И величественным мановением руки указал двери.

IV. Примирение

Несть дражайшая сладость, паче мира и любви к присным твоим.


Стремительный выход из рабочей государя оставил, как мы видели, князя Василия на месте, там же в палате, крепко запертой сильным размахом руки Иоанна. Не зная, уходить ли ему или дождаться возвращения монарха, князь Вася остался посреди комнаты, в нерешимости смотря на дверь. Вдруг слышит он, входят с противной стороны и нежно так называют его по имени. Он оборачивается. В слезах, но не горьких, а каких-то торжественных, благодарных, теплых и восторженных, бросается к нему в объятия княжна Федосья Ивановна, уже совсем развившаяся из ребенка в девушку. Полная приятности, она сохранила ту же былую наивность, с которою высказывала все, что начинало волновать ее теплое сердце.

– Васенька, голубчик мой, чем мне благодарить тебя за то, что ты спас батюшку! Всю жизнь готова я служить тебе рабски за эту великую твою услугу. Дай расцеловать тебя, ненаглядный мой! Ты похудел, Вася, но ты тот же добрый наш Вася, с которым мы игрывали при няне, княгине Авдотье Кирилловне. Нет ее, моей голубушки!.. Много она плакала о тебе, Вася… и мы с нею. И маменька плакала… Кабы ты знал, Вася… что у нас сделалось? Маменька заперта; батюшка прогневался на Васюбрата за то, что Стромилка, негодяй, подбил ево ехать на Вологду… бунтовать, говорят бояре… Послушай, скажи, Вася, что это за слово «бунтовать»? Это нехорошо?.. Коли батюшка прогневался так и на матушку… держат в терему, взаперти, никово не пускают… и меня даже… Вася наш бедный сидит на казенном дворе… за приставы, говорят. Вот что, голубчик Вася, у нас подеялось! Много всяких чужих людей к нам навели в терем… Как я рада, что тебя вижу… И батюшка к тебе милостив… может… Бог даст, опять мы будем вместе все, дорогой Васенька… и матушка… и Вася-брат.
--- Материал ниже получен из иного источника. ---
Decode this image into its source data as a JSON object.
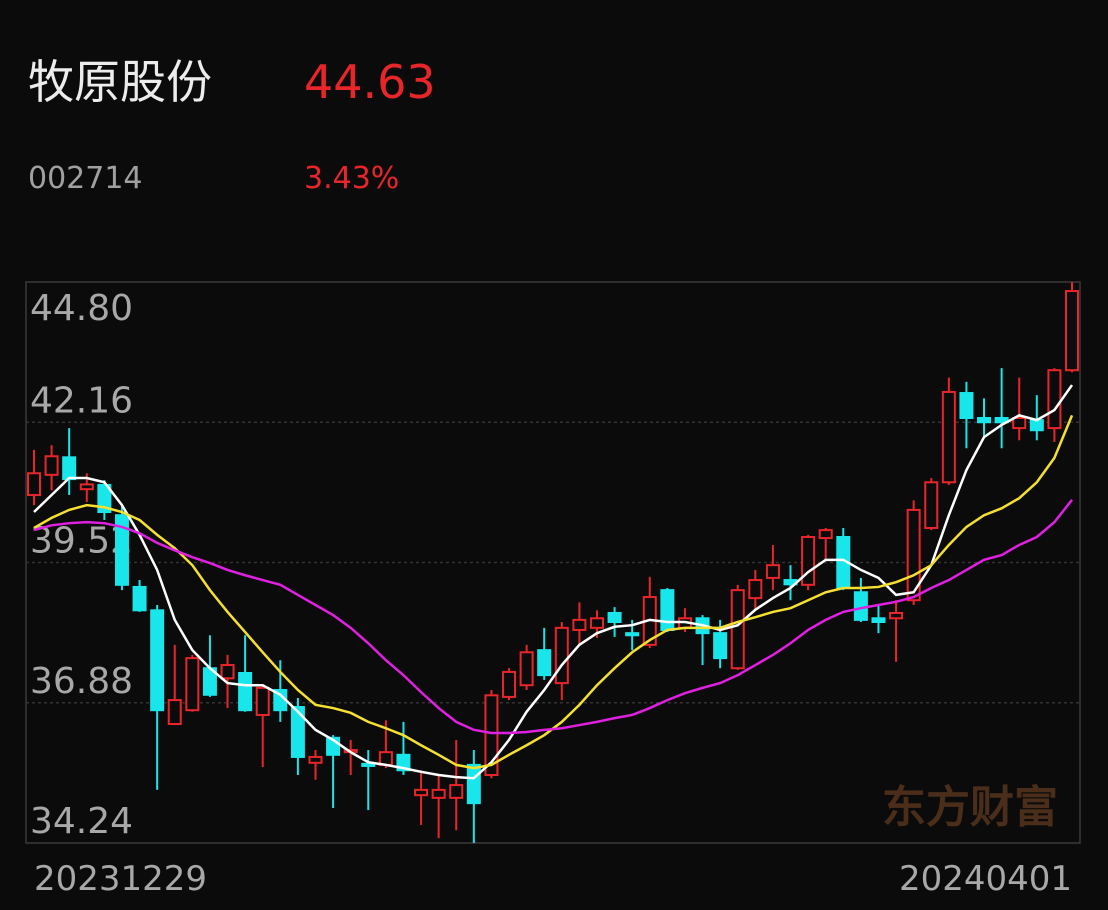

И повисла на шее старого друга, с которым выросла в тереме, за восемь лет разлуки сохранив к нему теплоту чувства, воспринятого незаметно, но окрепшего в долгие годы удаления. Тогда имя Васи не сходило с уст и княжон, и княгини великой, вторя понятным, всеми ими разделяемым ощущениям да тоске грустной матери далекого изгнанника.

Княжна Федосья Ивановна, вся предавшись теплому чувству приязни к явившемуся неожиданно участнику детских игр, увлекла и его своим восторженным пылом до полного забвения условий этикета. Ни князь Холмский, ни дочь Иоанна не думали нисколько, чтобы в их задушевной беседе и дружеских ласках было что-либо подлежащее неодобрению. Тем более им в голову не могли прийти гневные упреки, обрушившиеся над головами счастливцев, предавшихся чистой радости свидания, для обоих, как оказалось, имевшего одинаковую цену.

– Что это? – загремел над ушами Васи и Фени грозный вопрос государя, когда, войдя в свою рабочую, он увидел дочь свою, дружески обнимавшую молодого посла-воеводу.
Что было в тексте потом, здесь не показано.